NEWS - Auditel, fatti da parte! Mentre in Italia non si monitorano ancora gli ascolti da smartphone e tablet, in Inghilterra si sviluppa l'algoritmo sui gusti e preferenze (sarà la tv a registrare le serie che ci piacciono secondo i nostri gusti!) 

News tratta dal "Quotidiano Nazionale"
"Non più sondaggi e analisi degli ascolti: dopo i social network, per capire e soddisfare l'audience televisiva scende in campo l'intelligenza artificiale. A cavalcare la nuova frontiera tecnologica è la BBC, decana del mondo tv, che ha lanciato un progetto di ricerca volto a sfruttare algoritmi avanzati per sondare i gusti del pubblico e sviluppare contenuti su misura. Puntando a non perdere terreno sul fronte dell'innovazione, l'emittente pubblica britannica si è alleata con otto atenei e diversi partner tecnologici per sfruttare a pieno tutte le potenzialità dei nuovi strumenti informatici. L'obiettivo è creare una BBC più personale", con forme di intrattenimento innovative. Per questo ricercatori ed esperti analizzeranno i dati dell'audience con algoritmi avanzati: verrà sfruttato l'apprendimento automatico per capire le abitudini e le preferenze degli spettatori e, in futuro, per anticiparle.
Al momento sul progetto non ci sono grossi dettagli, ma l'iniziativa è indice di quanto la tecnologia stia cambiando il volto dei media e di molte altre organizzazioni. La televisione non fa eccezione e in realtà si sta già svecchiando. Smartphone e tablet sono ormai uno schermo parallelo alla tv, tanto che le conversazioni degli utenti-spettatori sui social network ormai sono entrate nel calcolo degli ascolti di Nielsen. Anche l'intelligenza artificiale sta già cambiando il modo in cui si guarda la televisione, o meglio, i contenuti tv in senso lato. La scia è quella di Netflix, che ha già algoritmi molto potenti per indirizzare i suoi abbonati verso determinati show e film in base alle loro abitudini.
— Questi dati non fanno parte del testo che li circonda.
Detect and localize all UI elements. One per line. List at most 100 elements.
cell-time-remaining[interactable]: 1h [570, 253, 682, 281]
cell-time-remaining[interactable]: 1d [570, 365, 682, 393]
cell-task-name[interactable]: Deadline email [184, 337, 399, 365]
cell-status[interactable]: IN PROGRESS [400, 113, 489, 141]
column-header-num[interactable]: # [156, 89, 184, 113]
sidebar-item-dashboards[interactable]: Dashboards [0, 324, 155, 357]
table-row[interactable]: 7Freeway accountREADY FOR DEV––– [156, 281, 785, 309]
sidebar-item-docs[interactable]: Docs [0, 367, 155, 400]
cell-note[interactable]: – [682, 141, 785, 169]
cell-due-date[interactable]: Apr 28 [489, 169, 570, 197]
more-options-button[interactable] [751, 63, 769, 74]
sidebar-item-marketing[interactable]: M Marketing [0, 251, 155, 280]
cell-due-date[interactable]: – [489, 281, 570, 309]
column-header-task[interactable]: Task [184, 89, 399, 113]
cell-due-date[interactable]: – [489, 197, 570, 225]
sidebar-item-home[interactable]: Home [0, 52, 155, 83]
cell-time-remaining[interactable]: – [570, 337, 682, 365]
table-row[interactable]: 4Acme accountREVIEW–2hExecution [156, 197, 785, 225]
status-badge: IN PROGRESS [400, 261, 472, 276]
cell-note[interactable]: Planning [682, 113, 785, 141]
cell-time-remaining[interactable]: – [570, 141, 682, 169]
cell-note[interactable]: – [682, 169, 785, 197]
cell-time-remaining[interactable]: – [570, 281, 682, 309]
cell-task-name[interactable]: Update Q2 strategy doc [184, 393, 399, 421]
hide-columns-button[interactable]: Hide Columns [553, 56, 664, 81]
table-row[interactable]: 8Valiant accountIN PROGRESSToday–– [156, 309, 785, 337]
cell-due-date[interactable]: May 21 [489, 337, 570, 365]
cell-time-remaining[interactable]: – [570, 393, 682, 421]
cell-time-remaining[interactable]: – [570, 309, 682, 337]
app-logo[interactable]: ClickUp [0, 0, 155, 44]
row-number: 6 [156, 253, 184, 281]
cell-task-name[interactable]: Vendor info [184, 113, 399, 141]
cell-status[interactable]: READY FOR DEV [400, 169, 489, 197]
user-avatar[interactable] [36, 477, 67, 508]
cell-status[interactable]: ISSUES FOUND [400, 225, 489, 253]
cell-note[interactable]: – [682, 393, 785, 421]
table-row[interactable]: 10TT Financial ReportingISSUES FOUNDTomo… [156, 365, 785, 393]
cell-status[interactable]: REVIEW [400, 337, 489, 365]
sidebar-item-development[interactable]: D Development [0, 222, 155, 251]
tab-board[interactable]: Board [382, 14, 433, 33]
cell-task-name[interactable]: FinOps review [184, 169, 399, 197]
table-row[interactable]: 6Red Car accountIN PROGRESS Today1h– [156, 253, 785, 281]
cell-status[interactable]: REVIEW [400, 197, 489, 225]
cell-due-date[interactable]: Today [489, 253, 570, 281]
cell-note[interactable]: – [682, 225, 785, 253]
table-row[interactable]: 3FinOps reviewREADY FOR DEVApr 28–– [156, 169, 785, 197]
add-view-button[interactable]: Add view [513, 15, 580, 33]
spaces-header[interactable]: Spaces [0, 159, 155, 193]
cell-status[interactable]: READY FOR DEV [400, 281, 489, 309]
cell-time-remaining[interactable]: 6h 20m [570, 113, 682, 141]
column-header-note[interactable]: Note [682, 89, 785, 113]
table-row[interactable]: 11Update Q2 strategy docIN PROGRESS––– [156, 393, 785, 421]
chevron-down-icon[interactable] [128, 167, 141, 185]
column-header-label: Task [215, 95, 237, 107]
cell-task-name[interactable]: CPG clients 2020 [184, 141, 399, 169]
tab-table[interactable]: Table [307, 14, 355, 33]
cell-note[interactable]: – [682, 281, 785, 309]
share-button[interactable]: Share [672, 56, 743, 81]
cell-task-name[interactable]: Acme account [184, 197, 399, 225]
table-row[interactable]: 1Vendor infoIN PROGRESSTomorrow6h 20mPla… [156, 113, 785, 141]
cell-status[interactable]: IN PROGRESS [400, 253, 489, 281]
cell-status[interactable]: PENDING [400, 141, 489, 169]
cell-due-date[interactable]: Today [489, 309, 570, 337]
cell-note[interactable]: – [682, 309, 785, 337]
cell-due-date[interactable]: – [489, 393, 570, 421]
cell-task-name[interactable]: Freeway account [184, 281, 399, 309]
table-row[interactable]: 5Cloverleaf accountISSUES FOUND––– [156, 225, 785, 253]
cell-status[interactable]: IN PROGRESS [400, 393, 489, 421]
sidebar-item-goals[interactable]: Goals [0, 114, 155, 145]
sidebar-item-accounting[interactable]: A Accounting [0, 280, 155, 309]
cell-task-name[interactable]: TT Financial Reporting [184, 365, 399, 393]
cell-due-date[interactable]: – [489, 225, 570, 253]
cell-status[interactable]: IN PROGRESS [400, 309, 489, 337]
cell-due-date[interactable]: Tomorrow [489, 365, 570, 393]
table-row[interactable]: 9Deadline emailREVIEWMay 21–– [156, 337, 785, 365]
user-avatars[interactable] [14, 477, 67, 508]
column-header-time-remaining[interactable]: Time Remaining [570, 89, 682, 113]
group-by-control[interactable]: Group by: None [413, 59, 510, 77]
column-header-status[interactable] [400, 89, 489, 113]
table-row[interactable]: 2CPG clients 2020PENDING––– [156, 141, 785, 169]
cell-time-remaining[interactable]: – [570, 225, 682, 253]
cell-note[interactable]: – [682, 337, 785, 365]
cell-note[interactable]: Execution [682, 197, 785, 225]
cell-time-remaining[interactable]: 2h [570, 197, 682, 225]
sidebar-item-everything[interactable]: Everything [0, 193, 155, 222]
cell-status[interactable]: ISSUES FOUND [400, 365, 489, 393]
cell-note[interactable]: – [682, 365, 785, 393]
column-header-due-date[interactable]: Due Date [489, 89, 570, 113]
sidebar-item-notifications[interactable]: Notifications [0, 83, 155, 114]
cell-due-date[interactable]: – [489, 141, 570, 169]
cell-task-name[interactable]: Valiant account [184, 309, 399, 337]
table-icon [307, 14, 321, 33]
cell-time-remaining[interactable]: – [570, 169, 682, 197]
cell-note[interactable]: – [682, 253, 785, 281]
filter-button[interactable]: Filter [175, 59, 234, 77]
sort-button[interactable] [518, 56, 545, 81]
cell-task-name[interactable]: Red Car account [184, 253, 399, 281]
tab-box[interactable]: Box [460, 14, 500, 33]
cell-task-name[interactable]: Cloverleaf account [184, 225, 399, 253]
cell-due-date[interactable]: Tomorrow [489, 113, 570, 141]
C'è poi un'altra frontiera, quella dei nuovi assistenti vocali "smart" integrati o in dialogo con gli apparecchi tv connessi: in un futuro non troppo lontano non sarà nemmeno necessario chiedere con un comando vocale di registrare una serie tv ma sarà il televisore stesso —analizaando le nostre preferenze — a salvarle senza farci correre il rischio di restare a secco di puntate". 

martedì 24 ottobre 2017

GOSSIP - Ultima ora! Anche Brit Marling di "The OA" tra le vittime di Harvey Weinstein!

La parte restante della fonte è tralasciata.